Actress Mia Farrow says she was disappointed she couldn't keep up her hunger strike for more than 12 days. And the only thing that helped her avoid food for 122 days was a picture on her refrigerator of Woody Allen.
Boy George was released early from prison after serving only four months of his 15-month sentence for falsely imprisoning a male prostitute. He plans to release a song about his work detail in prison called Karma Custodian.
According to a new study, getting a massage after exercising doesn't improve circulation to the muscles or help remove lactic acid. On the other hand, the “happy ending” makes you feel like an All-American college football quarterback.
American journalist Roxana Saberi is free after being jailed for four months in Iran and her eight-year sentence on spying charges was suspended. Everyone is happy except Dick Cheney, who thought a real American would have served the sentence and then come home with some new and improved torture techniques.
Comedian Joan Rivers was hired and poker champ Annie Duke was fired at the end of the latest edition of “Celebrity Apprentice.” This proves once and for all that Donald Trump doesn’t trade sex for jobs.
When Asked about her husband John in a national interview, Elizabeth Edwards said “I do love him.” She should have suspected something when John said about the same thing when they renewed their wedding vows: “I do?
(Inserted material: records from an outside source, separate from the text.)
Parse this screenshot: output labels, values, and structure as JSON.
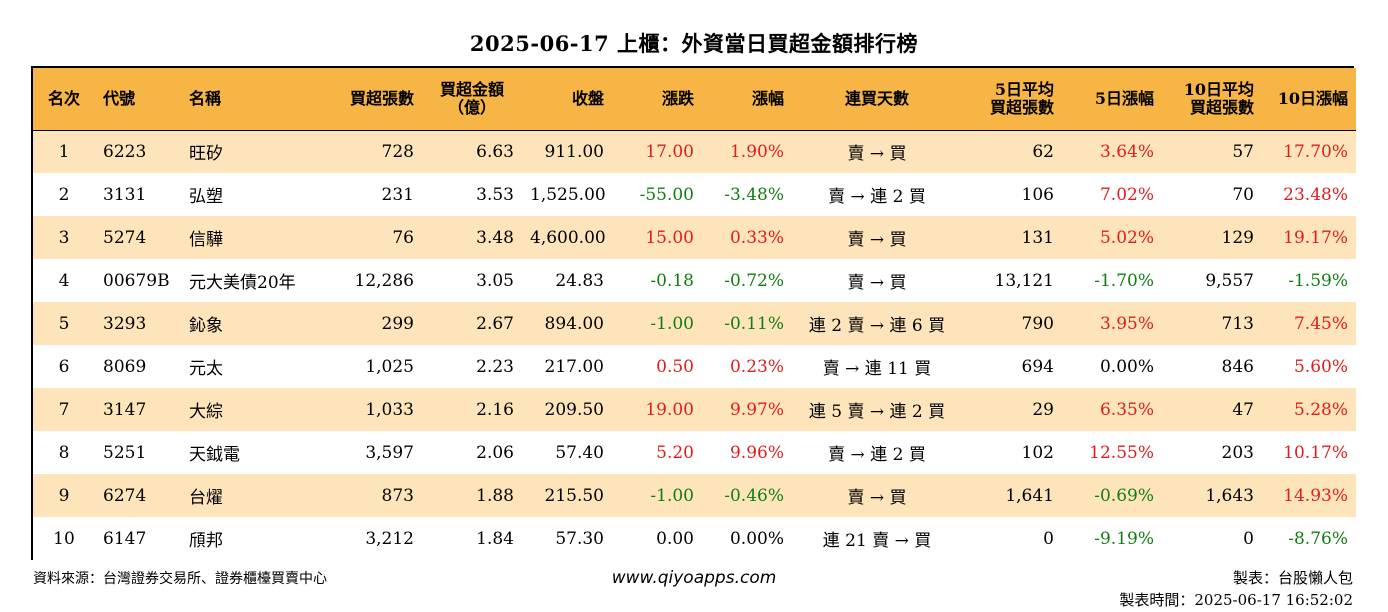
{
  "title": "2025-06-17 上櫃：外資當日買超金額排行榜",
  "headers": [
    "名次",
    "代號",
    "名稱",
    "買超張數",
    "買超金額（億）",
    "收盤",
    "漲跌",
    "漲幅",
    "連買天數",
    "5日平均 買超張數",
    "5日漲幅",
    "10日平均 買超張數",
    "10日漲幅"
  ],
  "header_lines": {
    "amount": [
      "買超金額",
      "（億）"
    ],
    "avg5": [
      "5日平均",
      "買超張數"
    ],
    "avg10": [
      "10日平均",
      "買超張數"
    ]
  },
  "colors": {
    "header_bg": "#f6b545",
    "stripe_bg": "#fde4ba",
    "up": "#e01d1d",
    "down": "#127d12"
  },
  "rows": [
    {
      "rank": "1",
      "code": "6223",
      "name": "旺矽",
      "shares": "728",
      "amount": "6.63",
      "close": "911.00",
      "change": "17.00",
      "pct": "1.90%",
      "streak": "賣 → 買",
      "avg5": "62",
      "pct5": "3.64%",
      "avg10": "57",
      "pct10": "17.70%"
    },
    {
      "rank": "2",
      "code": "3131",
      "name": "弘塑",
      "shares": "231",
      "amount": "3.53",
      "close": "1,525.00",
      "change": "-55.00",
      "pct": "-3.48%",
      "streak": "賣 → 連 2 買",
      "avg5": "106",
      "pct5": "7.02%",
      "avg10": "70",
      "pct10": "23.48%"
    },
    {
      "rank": "3",
      "code": "5274",
      "name": "信驊",
      "shares": "76",
      "amount": "3.48",
      "close": "4,600.00",
      "change": "15.00",
      "pct": "0.33%",
      "streak": "賣 → 買",
      "avg5": "131",
      "pct5": "5.02%",
      "avg10": "129",
      "pct10": "19.17%"
    },
    {
      "rank": "4",
      "code": "00679B",
      "name": "元大美債20年",
      "shares": "12,286",
      "amount": "3.05",
      "close": "24.83",
      "change": "-0.18",
      "pct": "-0.72%",
      "streak": "賣 → 買",
      "avg5": "13,121",
      "pct5": "-1.70%",
      "avg10": "9,557",
      "pct10": "-1.59%"
    },
    {
      "rank": "5",
      "code": "3293",
      "name": "鈊象",
      "shares": "299",
      "amount": "2.67",
      "close": "894.00",
      "change": "-1.00",
      "pct": "-0.11%",
      "streak": "連 2 賣 → 連 6 買",
      "avg5": "790",
      "pct5": "3.95%",
      "avg10": "713",
      "pct10": "7.45%"
    },
    {
      "rank": "6",
      "code": "8069",
      "name": "元太",
      "shares": "1,025",
      "amount": "2.23",
      "close": "217.00",
      "change": "0.50",
      "pct": "0.23%",
      "streak": "賣 → 連 11 買",
      "avg5": "694",
      "pct5": "0.00%",
      "avg10": "846",
      "pct10": "5.60%"
    },
    {
      "rank": "7",
      "code": "3147",
      "name": "大綜",
      "shares": "1,033",
      "amount": "2.16",
      "close": "209.50",
      "change": "19.00",
      "pct": "9.97%",
      "streak": "連 5 賣 → 連 2 買",
      "avg5": "29",
      "pct5": "6.35%",
      "avg10": "47",
      "pct10": "5.28%"
    },
    {
      "rank": "8",
      "code": "5251",
      "name": "天鉞電",
      "shares": "3,597",
      "amount": "2.06",
      "close": "57.40",
      "change": "5.20",
      "pct": "9.96%",
      "streak": "賣 → 連 2 買",
      "avg5": "102",
      "pct5": "12.55%",
      "avg10": "203",
      "pct10": "10.17%"
    },
    {
      "rank": "9",
      "code": "6274",
      "name": "台燿",
      "shares": "873",
      "amount": "1.88",
      "close": "215.50",
      "change": "-1.00",
      "pct": "-0.46%",
      "streak": "賣 → 買",
      "avg5": "1,641",
      "pct5": "-0.69%",
      "avg10": "1,643",
      "pct10": "14.93%"
    },
    {
      "rank": "10",
      "code": "6147",
      "name": "頎邦",
      "shares": "3,212",
      "amount": "1.84",
      "close": "57.30",
      "change": "0.00",
      "pct": "0.00%",
      "streak": "連 21 賣 → 買",
      "avg5": "0",
      "pct5": "-9.19%",
      "avg10": "0",
      "pct10": "-8.76%"
    }
  ],
  "footer": {
    "source": "資料來源：台灣證券交易所、證券櫃檯買賣中心",
    "website": "www.qiyoapps.com",
    "author": "製表：台股懶人包",
    "made_time": "製表時間：2025-06-17 16:52:02"
  }
}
Love? Hmmm.”
A teen in Findlay, Ohio, was suspended for attending another high school’s prom because the fundamentalist Baptist high school he attends forbids dancing, rock music and hand-holding. The principal at his school knew the boy had attended the prom because he could smell Purell on the kid’s hand.
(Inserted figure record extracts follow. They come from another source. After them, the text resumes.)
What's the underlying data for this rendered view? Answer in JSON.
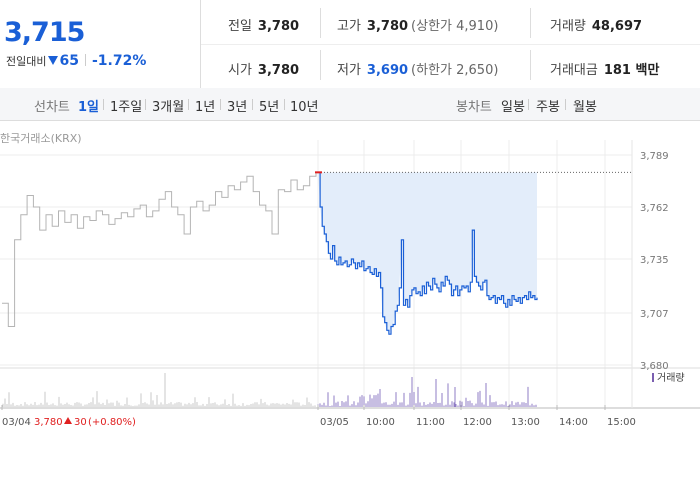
{
  "summary": {
    "price": "3,715",
    "change_label": "전일대비",
    "change_amount": "65",
    "change_percent": "-1.72%"
  },
  "stats": {
    "prev_close_label": "전일",
    "prev_close": "3,780",
    "high_label": "고가",
    "high": "3,780",
    "upper_limit": "(상한가 4,910)",
    "volume_label": "거래량",
    "volume": "48,697",
    "open_label": "시가",
    "open": "3,780",
    "low_label": "저가",
    "low": "3,690",
    "lower_limit": "(하한가 2,650)",
    "trade_value_label": "거래대금",
    "trade_value": "181 백만"
  },
  "tabs": {
    "line_label": "선차트",
    "line_items": [
      "1일",
      "1주일",
      "3개월",
      "1년",
      "3년",
      "5년",
      "10년"
    ],
    "candle_label": "봉차트",
    "candle_items": [
      "일봉",
      "주봉",
      "월봉"
    ],
    "active": "1일"
  },
  "exchange_label": "한국거래소(KRX)",
  "colors": {
    "up": "#e02020",
    "down": "#1a5fd6",
    "prev_day_line": "#b4b4b4",
    "fill": "#e3edfa"
  },
  "chart_data": {
    "type": "line",
    "ylim": [
      3680,
      3789
    ],
    "y_ticks": [
      3789,
      3762,
      3735,
      3707,
      3680
    ],
    "x_ticks": [
      "03/04",
      "03/05",
      "10:00",
      "11:00",
      "12:00",
      "13:00",
      "14:00",
      "15:00"
    ],
    "legend": "거래량",
    "prev_day_caption": "03/04",
    "prev_day_close": "3,780",
    "prev_day_change": "30",
    "prev_day_pct": "(+0.80%)",
    "series": [
      {
        "name": "03/04",
        "x": [
          0,
          2,
          4,
          6,
          8,
          10,
          12,
          14,
          16,
          18,
          20,
          22,
          24,
          26,
          28,
          30,
          32,
          34,
          36,
          38,
          40,
          42,
          44,
          46,
          48,
          50,
          52,
          54,
          56,
          58,
          60,
          62,
          64,
          66,
          68,
          70,
          72,
          74,
          76,
          78,
          80,
          82,
          84,
          86,
          88,
          90,
          92,
          94,
          96,
          98,
          100
        ],
        "values": [
          3712,
          3700,
          3745,
          3758,
          3768,
          3762,
          3750,
          3758,
          3752,
          3760,
          3754,
          3758,
          3751,
          3757,
          3755,
          3760,
          3758,
          3753,
          3756,
          3759,
          3757,
          3761,
          3763,
          3757,
          3760,
          3766,
          3770,
          3762,
          3758,
          3748,
          3762,
          3765,
          3760,
          3763,
          3770,
          3767,
          3773,
          3771,
          3775,
          3778,
          3770,
          3763,
          3760,
          3748,
          3771,
          3770,
          3776,
          3771,
          3773,
          3778,
          3780
        ]
      },
      {
        "name": "03/05",
        "x": [
          0,
          2,
          4,
          6,
          8,
          10,
          12,
          14,
          16,
          18,
          20,
          22,
          24,
          26,
          28,
          30,
          32,
          34,
          36,
          38,
          40,
          42,
          44,
          46,
          48,
          50,
          52,
          54,
          56,
          58,
          60,
          62,
          64,
          66,
          68,
          70,
          72,
          74,
          76,
          78,
          80,
          82,
          84,
          86,
          88,
          90,
          92,
          94,
          96,
          98,
          100,
          102,
          104,
          106,
          108,
          110,
          112,
          114,
          116,
          118,
          120,
          122,
          124,
          126,
          128,
          130,
          132,
          134,
          136,
          138,
          140,
          142,
          144,
          146,
          148,
          150,
          152,
          154,
          156,
          158,
          160,
          162,
          164,
          166,
          168,
          170,
          172,
          174,
          176,
          178,
          180,
          182,
          184,
          186,
          188,
          190,
          192,
          194,
          196,
          198,
          200,
          202,
          204,
          206,
          208,
          210
        ],
        "values": [
          3780,
          3762,
          3752,
          3748,
          3744,
          3738,
          3735,
          3742,
          3734,
          3732,
          3736,
          3732,
          3733,
          3734,
          3731,
          3732,
          3735,
          3733,
          3730,
          3733,
          3731,
          3734,
          3729,
          3730,
          3731,
          3728,
          3727,
          3730,
          3726,
          3728,
          3720,
          3705,
          3702,
          3698,
          3696,
          3700,
          3701,
          3708,
          3711,
          3720,
          3745,
          3711,
          3714,
          3710,
          3716,
          3719,
          3720,
          3717,
          3718,
          3716,
          3721,
          3717,
          3723,
          3721,
          3719,
          3725,
          3722,
          3720,
          3718,
          3723,
          3721,
          3726,
          3724,
          3722,
          3716,
          3719,
          3721,
          3716,
          3719,
          3721,
          3720,
          3721,
          3718,
          3723,
          3750,
          3726,
          3723,
          3721,
          3719,
          3723,
          3724,
          3716,
          3714,
          3715,
          3716,
          3712,
          3715,
          3714,
          3716,
          3712,
          3710,
          3714,
          3711,
          3716,
          3714,
          3713,
          3715,
          3712,
          3715,
          3716,
          3714,
          3718,
          3715,
          3716,
          3714,
          3715
        ]
      }
    ]
  }
}
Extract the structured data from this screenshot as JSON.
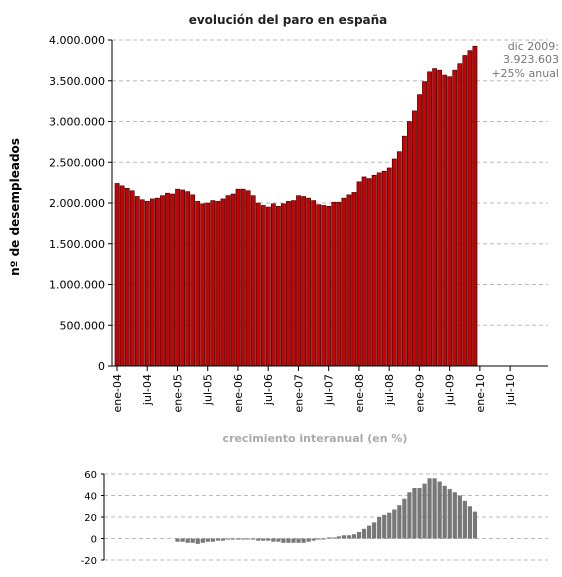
{
  "chart_data": [
    {
      "type": "bar",
      "title": "evolución del paro en españa",
      "ylabel": "nº de desempleados",
      "xlabel": "",
      "ylim": [
        0,
        4000000
      ],
      "yticks": [
        0,
        500000,
        1000000,
        1500000,
        2000000,
        2500000,
        3000000,
        3500000,
        4000000
      ],
      "ytick_labels": [
        "0",
        "500.000",
        "1.000.000",
        "1.500.000",
        "2.000.000",
        "2.500.000",
        "3.000.000",
        "3.500.000",
        "4.000.000"
      ],
      "xtick_labels": [
        "ene-04",
        "jul-04",
        "ene-05",
        "jul-05",
        "ene-06",
        "jul-06",
        "ene-07",
        "jul-07",
        "ene-08",
        "jul-08",
        "ene-09",
        "jul-09",
        "ene-10",
        "jul-10"
      ],
      "grid": true,
      "bar_color": "#cc0000",
      "annotation": [
        "dic 2009:",
        "3.923.603",
        "+25% anual"
      ],
      "values": [
        2240000,
        2210000,
        2180000,
        2150000,
        2080000,
        2040000,
        2020000,
        2050000,
        2060000,
        2090000,
        2120000,
        2110000,
        2170000,
        2160000,
        2140000,
        2100000,
        2020000,
        1990000,
        2000000,
        2030000,
        2020000,
        2050000,
        2090000,
        2110000,
        2170000,
        2170000,
        2150000,
        2090000,
        2000000,
        1970000,
        1950000,
        1990000,
        1960000,
        1990000,
        2020000,
        2030000,
        2090000,
        2080000,
        2060000,
        2030000,
        1980000,
        1970000,
        1960000,
        2010000,
        2010000,
        2060000,
        2100000,
        2130000,
        2260000,
        2320000,
        2300000,
        2340000,
        2370000,
        2390000,
        2430000,
        2540000,
        2630000,
        2820000,
        3000000,
        3130000,
        3330000,
        3490000,
        3610000,
        3650000,
        3630000,
        3570000,
        3550000,
        3630000,
        3710000,
        3810000,
        3870000,
        3923603
      ]
    },
    {
      "type": "bar",
      "title": "crecimiento interanual (en %)",
      "xlabel": "",
      "ylabel": "",
      "ylim": [
        -20,
        60
      ],
      "yticks": [
        -20,
        0,
        20,
        40,
        60
      ],
      "ytick_labels": [
        "-20",
        "0",
        "20",
        "40",
        "60"
      ],
      "grid": true,
      "bar_color": "#777777",
      "values": [
        -3,
        -3,
        -4,
        -4,
        -5,
        -4,
        -3,
        -3,
        -2,
        -2,
        -1,
        -1,
        -1,
        -1,
        0,
        -1,
        -2,
        -2,
        -2,
        -3,
        -3,
        -4,
        -4,
        -4,
        -4,
        -4,
        -3,
        -2,
        -1,
        0,
        1,
        1,
        2,
        3,
        3,
        4,
        6,
        9,
        12,
        15,
        20,
        22,
        24,
        27,
        31,
        37,
        43,
        47,
        47,
        51,
        56,
        56,
        53,
        49,
        46,
        43,
        40,
        35,
        30,
        25
      ]
    }
  ]
}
President Obama met with several large medial industry trade groups that pledged to reduce the growth of health spending by 1.5 percentage points annually through cutting paperwork. Big deal. All this means is that if you want a sanitary surface to lie down on during your examination, you have to bring your own butcher paper.
The Centers for Disease Control and Prevention says the U.S. has over 2,500 confirmed cases of the new H1N1 swine flu in 44 states. There’s no cases in Alaska, although Governor Plain says she can see people sneezing in Russia.
Millions of children, many wearing surgical masks, returned to school this week in Mexico. A number of kids had choking fits at lunch, not from the flu but from mistaking masks for soft tacos.
A 12-year-old boy is running for president in Iran. To show that he’s seriously preparing to debate adult candidates, he’s hired Jeff Foxworthy as his coach.
A Swedish helicopter fleet commander says his female crew members should be equipped with fireproof bras. It’s not that unusual. With all the smokers on their show, the producers are thinking about getting the fireproof bras for the female cast members of “Mad Men.”
Florida has opened its fifth faith-based prison where all inmates must attend religious programs run by church volunteers. I think it’s called Amazing Gates.